Posted on April 7, 2014  |  COMMENT

 A friend of mine sent me this sermon today, posted by Audio Sancto. The part on Catholic women's veils starts at about 9:43, but I encourage you to listen to all of it. 

(Notice Cam's gold Long Floral Lace Mantilla at 9:55 and the French Garden Mantilla at 10:10!)

This the most beautiful explanation of the theological significance of the veil I've ever heard.

Here is a transcript:

We've talked about the meaning of the bridal veil before. Remember that on one level, as everyone knows and as St. Paul makes clear in 1 Corinthians, the veil is a visible sign that the woman is under the authority of a man.

These days, the idea of submission to the authority of her husband is frowned upon, to put it mildly. But it shouldn't be, once we realize that the bridal veil signifies the submission of this particular woman to the loving care of her husband. It signifies her trust, her confidence in his Christ-like leaderhsip. It signifies that she has chosen to follow him as a loving partner and companion. It also signifies that he has been specifically consecrated to handle that sacred vessel - to safely touch that ark - and that's something mysterious and beautiful.

But that doesn't explain why little girls would wear a veil, does it? It doesn't explain why professed virgins, nuns, religious sisters would wear veils, does it? Obviously, the mystical symbolism of a veil goes far, far beyond the relationship of one particular woman and one particular man. What does it mean? What sort of a mystery is presented us when we see a woman veiled before the altar?

It's a very great mystery. Like Our Lady, every Catholic woman, as a woman, is a living icon of the church. So when she veils herself here, in the presence of Our Lord, it's a visible reminder for all of the spousal relationship - the bridal relationship - between the Church and Christ.

That relationship between the Church and Christ is a very deep mystery, indeed. So whenever we see a veiled woman here, before the altar, be she six or be she sixty, it's a visible reminder for all of us of this spousal relationshp, this bridal relationship between Christ and His Church.

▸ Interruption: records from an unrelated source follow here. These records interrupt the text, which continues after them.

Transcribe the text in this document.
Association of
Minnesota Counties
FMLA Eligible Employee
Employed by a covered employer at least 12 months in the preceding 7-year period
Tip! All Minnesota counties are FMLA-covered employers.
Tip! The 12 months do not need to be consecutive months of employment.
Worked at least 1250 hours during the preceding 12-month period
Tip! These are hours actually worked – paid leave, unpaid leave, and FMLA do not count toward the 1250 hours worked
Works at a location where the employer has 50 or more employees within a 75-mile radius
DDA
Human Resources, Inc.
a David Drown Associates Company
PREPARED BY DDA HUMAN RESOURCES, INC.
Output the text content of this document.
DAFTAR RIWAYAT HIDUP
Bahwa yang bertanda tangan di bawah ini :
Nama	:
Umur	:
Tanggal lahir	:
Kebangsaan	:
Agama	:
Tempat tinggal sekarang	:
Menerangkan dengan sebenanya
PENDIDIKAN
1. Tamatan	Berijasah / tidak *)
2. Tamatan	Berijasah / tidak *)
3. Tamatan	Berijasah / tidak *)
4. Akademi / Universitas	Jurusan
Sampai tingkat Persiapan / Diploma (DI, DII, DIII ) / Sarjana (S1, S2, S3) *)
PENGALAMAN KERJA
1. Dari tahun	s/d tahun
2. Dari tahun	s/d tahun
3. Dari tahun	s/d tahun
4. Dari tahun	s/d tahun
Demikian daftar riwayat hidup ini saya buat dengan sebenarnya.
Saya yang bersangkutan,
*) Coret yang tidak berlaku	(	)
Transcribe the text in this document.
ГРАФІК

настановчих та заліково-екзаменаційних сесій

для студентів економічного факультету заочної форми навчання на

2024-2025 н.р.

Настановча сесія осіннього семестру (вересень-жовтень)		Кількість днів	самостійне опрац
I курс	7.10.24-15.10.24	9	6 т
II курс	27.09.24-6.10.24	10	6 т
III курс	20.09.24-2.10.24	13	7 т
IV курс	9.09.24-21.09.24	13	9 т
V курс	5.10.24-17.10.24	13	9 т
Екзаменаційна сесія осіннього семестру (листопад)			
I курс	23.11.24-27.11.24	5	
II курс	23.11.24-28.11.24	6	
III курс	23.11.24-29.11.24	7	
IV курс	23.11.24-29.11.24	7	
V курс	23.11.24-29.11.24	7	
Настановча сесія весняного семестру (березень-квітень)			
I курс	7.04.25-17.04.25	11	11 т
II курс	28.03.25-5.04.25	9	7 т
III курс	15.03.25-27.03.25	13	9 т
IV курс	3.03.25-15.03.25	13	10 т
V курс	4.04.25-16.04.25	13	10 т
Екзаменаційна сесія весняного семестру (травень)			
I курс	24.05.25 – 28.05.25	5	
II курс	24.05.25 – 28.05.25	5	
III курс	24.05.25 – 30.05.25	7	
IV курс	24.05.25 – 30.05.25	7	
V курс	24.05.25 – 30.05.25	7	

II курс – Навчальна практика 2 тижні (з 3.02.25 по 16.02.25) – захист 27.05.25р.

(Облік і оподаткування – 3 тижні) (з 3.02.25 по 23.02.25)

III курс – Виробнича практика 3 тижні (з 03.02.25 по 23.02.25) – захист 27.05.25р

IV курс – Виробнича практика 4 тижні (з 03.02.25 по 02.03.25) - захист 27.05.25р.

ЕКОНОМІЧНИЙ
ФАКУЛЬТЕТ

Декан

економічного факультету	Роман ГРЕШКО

And because the veil also signifies the submission of the bride to the loving care of her husband, it means that the veil of a Catholic woman is also a visible reminder of the perfect submission of the church to the loving rule of Christ.

The veil is a visual sermon, it's a visual statement, it's a public proclamation before the Lord that He IS the Lord and that we love Him and that we are ready to obey him. It's a totally counter-cultural statement proclaiming obedience in the midst of a culture that is totally permeated with this attitude of "I will not serve."

That, in any age, but especially in ours, is a very great mystery indeed.